Promoted with a short film directed by the mysterious W.I.Z. which was shown on Channel 4, and championed by Annie Nightingale and Pete Tong on Radio One, "Weekender" made the Top 20 and should have been the breakthrough. Indeed, the group felt confident enough to participate alongside Saint Etienne and the Rockingbirds in the recording of the Fred EP of Right Said Fred covers issued to benefit the Terrence Higgins Trust in November 1992. But while Blur, who had jumped on the baggy bandwagon with "There's No Other Way" in 1991, were able to reinvent themselves and become stalwarts of the Britpop era, Flowered Up floundered, unable to reconcile their druggie lifestyle with the demands of a functioning band. Dorney left and formed Republica, and Flowered Up broke up in 1993, though "Better Life", a limited edition 7in single issued on Heavenly the following year, hinted at a dubbier sound worthy of Gary Clail's On-U Sound System.
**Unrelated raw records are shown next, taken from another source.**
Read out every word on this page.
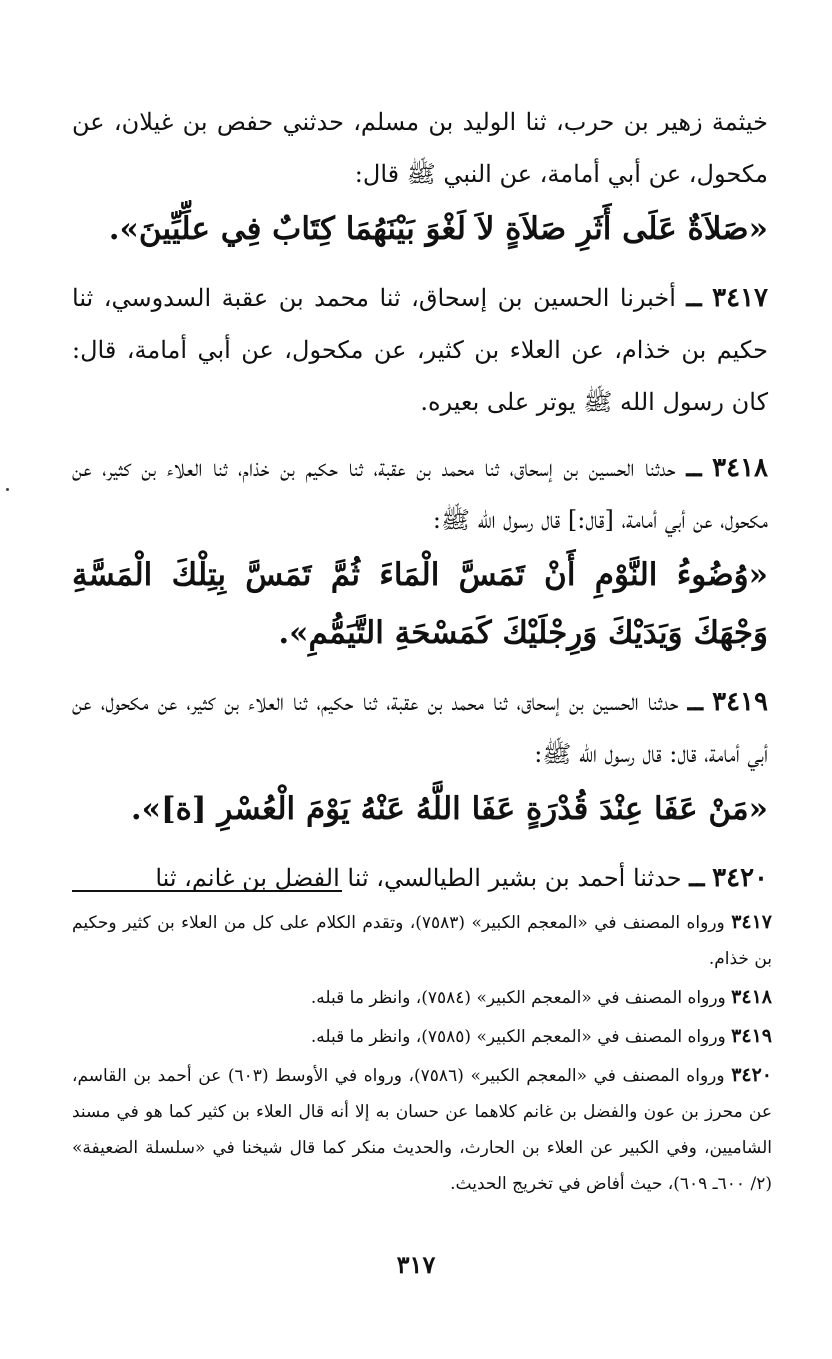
خيثمة زهير بن حرب، ثنا الوليد بن مسلم، حدثني حفص بن غيلان، عن مكحول، عن أبي أمامة، عن النبي ﷺ قال:
«صَلاَةٌ عَلَى أَثَرِ صَلاَةٍ لاَ لَغْوَ بَيْنَهُمَا كِتَابٌ فِي علِّيِّينَ».

٣٤١٧ ــ أخبرنا الحسين بن إسحاق، ثنا محمد بن عقبة السدوسي، ثنا حكيم بن خذام، عن العلاء بن كثير، عن مكحول، عن أبي أمامة، قال: كان رسول الله ﷺ يوتر على بعيره.

٣٤١٨ ــ حدثنا الحسين بن إسحاق، ثنا محمد بن عقبة، ثنا حكيم بن خذام، ثنا العلاء بن كثير، عن مكحول، عن أبي أمامة، [قال:] قال رسول الله ﷺ:
«وُضُوءُ النَّوْمِ أَنْ تَمَسَّ الْمَاءَ ثُمَّ تَمَسَّ بِتِلْكَ الْمَسَّةِ وَجْهَكَ وَيَدَيْكَ وَرِجْلَيْكَ كَمَسْحَةِ التَّيَمُّمِ».

٣٤١٩ ــ حدثنا الحسين بن إسحاق، ثنا محمد بن عقبة، ثنا حكيم، ثنا العلاء بن كثير، عن مكحول، عن أبي أمامة، قال: قال رسول الله ﷺ:
«مَنْ عَفَا عِنْدَ قُدْرَةٍ عَفَا اللَّهُ عَنْهُ يَوْمَ الْعُسْرِ [ة]».

٣٤٢٠ ــ حدثنا أحمد بن بشير الطيالسي، ثنا الفضل بن غانم، ثنا

٣٤١٧ ورواه المصنف في «المعجم الكبير» (٧٥٨٣)، وتقدم الكلام على كل من العلاء بن كثير وحكيم بن خذام.

٣٤١٨ ورواه المصنف في «المعجم الكبير» (٧٥٨٤)، وانظر ما قبله.

٣٤١٩ ورواه المصنف في «المعجم الكبير» (٧٥٨٥)، وانظر ما قبله.

٣٤٢٠ ورواه المصنف في «المعجم الكبير» (٧٥٨٦)، ورواه في الأوسط (٦٠٣) عن أحمد بن القاسم، عن محرز بن عون والفضل بن غانم كلاهما عن حسان به إلا أنه قال العلاء بن كثير كما هو في مسند الشاميين، وفي الكبير عن العلاء بن الحارث، والحديث منكر كما قال شيخنا في «سلسلة الضعيفة» (٢/ ٦٠٠ـ ٦٠٩)، حيث أفاض في تخريج الحديث.

٣١٧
Maher touted a new outfit called Greedy Soul and was rumoured to have signed to Poptones, McGee's post-Creation label, in 2001, but no material was released, despite the vocalist telling friends he had been working on songs like "Dark Side Of The Spoon", a not-so veiled reference to his substance abuse.

However, when Flowered Up briefly reunited in 2005, "Greedy Soul", was one of the highlights of the sets they played at Koko in Camden and at Get Loaded in The Park in Clapham Common on a bill also including The Farm and Happy Mondays.

Pierre Perrone

Liam Maher, singer, songwriter: born London 17 July 1968; (one daughter); died London 20 October 2009.